Ainda teríamos que atravessar toda década de '90
para poder ter isso. O que, aos olhos de uma criança, essa espera podia ser
comparada à eternidade. Mas sabíamos que valeria a pena! Afinal, qualquer
sacrifício seria válido pelos carros voadores!
Portanto, com isso em mente, suportamos as
músicas chatas, a programação imbecil dos meios de comunicação, as aulas
infrutíferas na escola (em busca pelo tal do X que nunca era encontrado por mim
nem pela maioria dos meus colegas!) e até comíamos os vegetais que nossos pais
nos obrigava. Tudo isso, sempre de olho em nossa terra prometida. Quanto menos
resistíssemos, mais rápido o tempo passaria.
Todas as noites, antes de dormir, meu irmão e
eu, repassávamos quais seriam os métodos aplicados pelos
cientistas/engenheiros/mecânicos para conseguir fazer um carro voar.
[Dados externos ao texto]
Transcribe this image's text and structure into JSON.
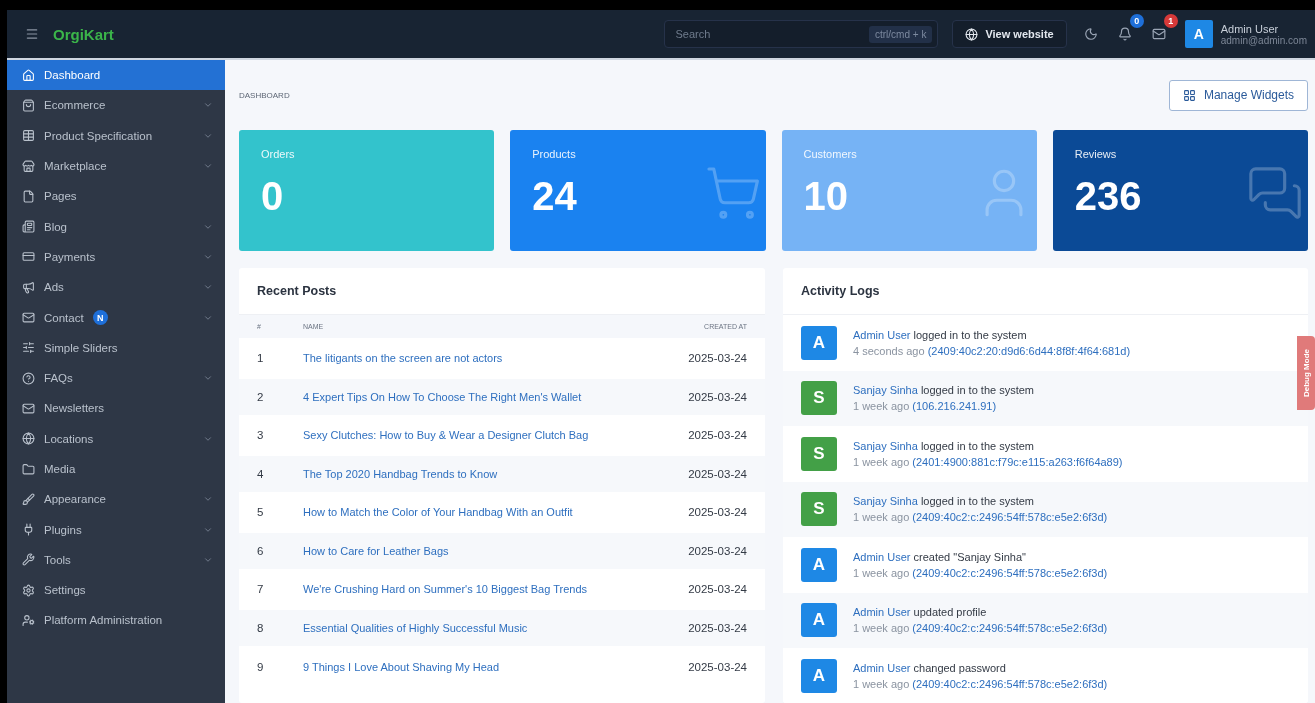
{
  "header": {
    "logo": "OrgiKart",
    "search": {
      "placeholder": "Search",
      "shortcut": "ctrl/cmd + k"
    },
    "view_website": "View website",
    "notifications_badge": "0",
    "messages_badge": "1",
    "user": {
      "avatar": "A",
      "name": "Admin User",
      "email": "admin@admin.com"
    }
  },
  "sidebar": {
    "items": [
      {
        "label": "Dashboard",
        "selected": true,
        "expandable": false
      },
      {
        "label": "Ecommerce",
        "selected": false,
        "expandable": true
      },
      {
        "label": "Product Specification",
        "selected": false,
        "expandable": true
      },
      {
        "label": "Marketplace",
        "selected": false,
        "expandable": true
      },
      {
        "label": "Pages",
        "selected": false,
        "expandable": false
      },
      {
        "label": "Blog",
        "selected": false,
        "expandable": true
      },
      {
        "label": "Payments",
        "selected": false,
        "expandable": true
      },
      {
        "label": "Ads",
        "selected": false,
        "expandable": true
      },
      {
        "label": "Contact",
        "selected": false,
        "expandable": true,
        "badge": "N"
      },
      {
        "label": "Simple Sliders",
        "selected": false,
        "expandable": false
      },
      {
        "label": "FAQs",
        "selected": false,
        "expandable": true
      },
      {
        "label": "Newsletters",
        "selected": false,
        "expandable": false
      },
      {
        "label": "Locations",
        "selected": false,
        "expandable": true
      },
      {
        "label": "Media",
        "selected": false,
        "expandable": false
      },
      {
        "label": "Appearance",
        "selected": false,
        "expandable": true
      },
      {
        "label": "Plugins",
        "selected": false,
        "expandable": true
      },
      {
        "label": "Tools",
        "selected": false,
        "expandable": true
      },
      {
        "label": "Settings",
        "selected": false,
        "expandable": false
      },
      {
        "label": "Platform Administration",
        "selected": false,
        "expandable": false
      }
    ]
  },
  "breadcrumb": "DASHBOARD",
  "manage_widgets": "Manage Widgets",
  "stats": [
    {
      "label": "Orders",
      "value": "0",
      "color": "#33c3cc"
    },
    {
      "label": "Products",
      "value": "24",
      "color": "#1a82f0"
    },
    {
      "label": "Customers",
      "value": "10",
      "color": "#76b3f5"
    },
    {
      "label": "Reviews",
      "value": "236",
      "color": "#0b4a96"
    }
  ],
  "recent_posts": {
    "title": "Recent Posts",
    "columns": [
      "#",
      "NAME",
      "CREATED AT"
    ],
    "rows": [
      [
        "1",
        "The litigants on the screen are not actors",
        "2025-03-24"
      ],
      [
        "2",
        "4 Expert Tips On How To Choose The Right Men's Wallet",
        "2025-03-24"
      ],
      [
        "3",
        "Sexy Clutches: How to Buy & Wear a Designer Clutch Bag",
        "2025-03-24"
      ],
      [
        "4",
        "The Top 2020 Handbag Trends to Know",
        "2025-03-24"
      ],
      [
        "5",
        "How to Match the Color of Your Handbag With an Outfit",
        "2025-03-24"
      ],
      [
        "6",
        "How to Care for Leather Bags",
        "2025-03-24"
      ],
      [
        "7",
        "We're Crushing Hard on Summer's 10 Biggest Bag Trends",
        "2025-03-24"
      ],
      [
        "8",
        "Essential Qualities of Highly Successful Music",
        "2025-03-24"
      ],
      [
        "9",
        "9 Things I Love About Shaving My Head",
        "2025-03-24"
      ]
    ]
  },
  "activity_logs": {
    "title": "Activity Logs",
    "items": [
      {
        "avatar": "A",
        "color": "#1e88e5",
        "user": "Admin User",
        "action": "logged in to the system",
        "time": "4 seconds ago",
        "ip": "(2409:40c2:20:d9d6:6d44:8f8f:4f64:681d)"
      },
      {
        "avatar": "S",
        "color": "#43a047",
        "user": "Sanjay Sinha",
        "action": "logged in to the system",
        "time": "1 week ago",
        "ip": "(106.216.241.91)"
      },
      {
        "avatar": "S",
        "color": "#43a047",
        "user": "Sanjay Sinha",
        "action": "logged in to the system",
        "time": "1 week ago",
        "ip": "(2401:4900:881c:f79c:e115:a263:f6f64a89)"
      },
      {
        "avatar": "S",
        "color": "#43a047",
        "user": "Sanjay Sinha",
        "action": "logged in to the system",
        "time": "1 week ago",
        "ip": "(2409:40c2:c:2496:54ff:578c:e5e2:6f3d)"
      },
      {
        "avatar": "A",
        "color": "#1e88e5",
        "user": "Admin User",
        "action": "created \"Sanjay Sinha\"",
        "time": "1 week ago",
        "ip": "(2409:40c2:c:2496:54ff:578c:e5e2:6f3d)"
      },
      {
        "avatar": "A",
        "color": "#1e88e5",
        "user": "Admin User",
        "action": "updated profile",
        "time": "1 week ago",
        "ip": "(2409:40c2:c:2496:54ff:578c:e5e2:6f3d)"
      },
      {
        "avatar": "A",
        "color": "#1e88e5",
        "user": "Admin User",
        "action": "changed password",
        "time": "1 week ago",
        "ip": "(2409:40c2:c:2496:54ff:578c:e5e2:6f3d)"
      }
    ]
  },
  "debug_tab": "Debug Mode"
}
Nossas
hipóteses eram baseadas na Literatura Sci-fi que tínhamos acesso e na imensa
imaginação que dispúnhamos. Mas não importava se fosse "batendo asas"
ou com um balão preso ao teto. Desde que fosse um carro, mais pesado do que o
ar, voando.
Nossos amigos também conversavam conosco sobre
isso, porém, nenhum deles partilhava da mesma empolgação que nós dois.
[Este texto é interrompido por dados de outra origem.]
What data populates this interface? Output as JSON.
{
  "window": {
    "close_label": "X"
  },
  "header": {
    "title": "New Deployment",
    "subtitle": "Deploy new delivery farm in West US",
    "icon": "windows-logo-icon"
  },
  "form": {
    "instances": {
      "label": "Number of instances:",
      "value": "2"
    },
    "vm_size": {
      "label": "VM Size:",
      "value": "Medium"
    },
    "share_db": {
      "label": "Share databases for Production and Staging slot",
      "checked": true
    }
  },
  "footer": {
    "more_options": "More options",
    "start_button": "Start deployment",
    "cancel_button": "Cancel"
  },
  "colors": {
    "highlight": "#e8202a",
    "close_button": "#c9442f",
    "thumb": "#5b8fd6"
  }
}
Na metade dos anos '90, papai nos fez uma
surpresa. Estávamos em férias escolares e a viagem daquele ano, seria feita de
avião.
Não éramos pobres, no entanto, naquela época,
para custear uma viagem de avião com toda a família, ele teve que se desdobrar
em horas e mais horas extras. Tanto antes da viagem, como depois dela.
Chegamos no aeroporto e ele não parava de olhar
pra gente e sorrir. Provavelmente, esperando uma reação nossa. Talvez, uma cara
de fascínio ou algo do tipo. Inicialmente, não fizemos. Mas quando percebi que
ele nos olhava desesperadamente e não parava de nos fotografar, entendi o que
ele esperava de nós, cochichei para o meu irmão e começamos a nos mostrar bem
felizes porque íamos andar de avião.
Não estávamos felizes.
O ponto é, nós não tínhamos o tolo sonho de
voar. Não era isso. O que queríamos era um carro que voasse. A função do avião
já era voar. Ele não fazia menos do que sua obrigação. Mas um carro não!
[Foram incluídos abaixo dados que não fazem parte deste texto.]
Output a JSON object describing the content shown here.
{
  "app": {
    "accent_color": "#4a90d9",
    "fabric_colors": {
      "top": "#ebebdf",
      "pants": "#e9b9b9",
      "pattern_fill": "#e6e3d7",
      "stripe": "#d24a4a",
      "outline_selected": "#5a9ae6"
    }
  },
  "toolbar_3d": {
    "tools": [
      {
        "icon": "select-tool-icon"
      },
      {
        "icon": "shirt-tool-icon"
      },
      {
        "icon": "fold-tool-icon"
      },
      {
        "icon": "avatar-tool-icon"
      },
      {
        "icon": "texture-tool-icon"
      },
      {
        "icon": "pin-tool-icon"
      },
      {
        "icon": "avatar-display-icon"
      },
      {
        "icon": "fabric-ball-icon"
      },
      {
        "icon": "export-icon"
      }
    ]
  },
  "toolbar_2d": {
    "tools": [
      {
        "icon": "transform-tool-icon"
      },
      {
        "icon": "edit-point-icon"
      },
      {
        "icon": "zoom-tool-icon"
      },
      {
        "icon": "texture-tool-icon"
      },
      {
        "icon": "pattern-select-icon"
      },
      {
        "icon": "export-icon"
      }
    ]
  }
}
Sem contar a parte fantástica de algo compacto
(em comparação a um avião, por exemplo) que anda pelas ruas, de repente, alçar
voo.
Fomos; aproveitamos nossas férias; voltamos.
Papai com vários rolos de filme para revelar, sendo a maior parte deles, usados
nos aeroportos - de ida e volta - e dentro do avião. Teríamos a recordação
daquele incrível momento em nossas vidas, para sempre!, segundo papai. Nunca me
importei com essas fotografias.
Os '90 chegavam ao fim e já não éramos mais
crianças, mas continuávamos sonhadores. Não tão sonhadores a ponto de acreditar
que o tal carro voador viria. Mesmo assim, isso não nos impedia de manter esse
desejo.
***
Dezembro de 1999, dia 31. Finalmente o Ano 2000
estava realmente próximo!
Meu irmão e eu combinamos de passar a virada do
ano juntos. Na verdade, foi um juramento de quando ainda éramos pequenos. Mesmo
sabendo que não teríamos todas as tecnologias esperada, principalmente o carro
voador, não quebramos o juramento.
E então o grande momento chegou e começou a
contagem regressiva.
10
A gente se olhou.
09
Rimos.
08
Mas foi um riso nervoso.
07
Olhamos pro céu.
06
As pessoas ao nosso redor pareciam bem felizes.
05
Nós dois, não.
04
Mesmo assim, erguemos nossas taças.
03
Como se fosse ensaiado, nossos olhos se dirigiram para um carro
que estava estacionado próximo da gente.
02
Não precisávamos dizer nada, mas ver aquele carro - que não podia
voar - nos deu uma certeza de que o futuro que tanto discutimos em nossa
infância, nunca chegaria.
01
Olhamos para o céu mais uma vez.
Silêncio.
Os fogos de artifício, apesar de brilharem no
céu com toda sua magnitude, não produziram som algum. Não houve gritos de
"Feliz Ano-novo!".
As pessoas começaram a se olhar sem entender o
motivo do silêncio. E se desesperaram quando perceberam que não conseguiam
ouvir umas as outras. Era como se qualquer som fosse impossível de ser
reproduzido. Estávamos num vácuo absoluto.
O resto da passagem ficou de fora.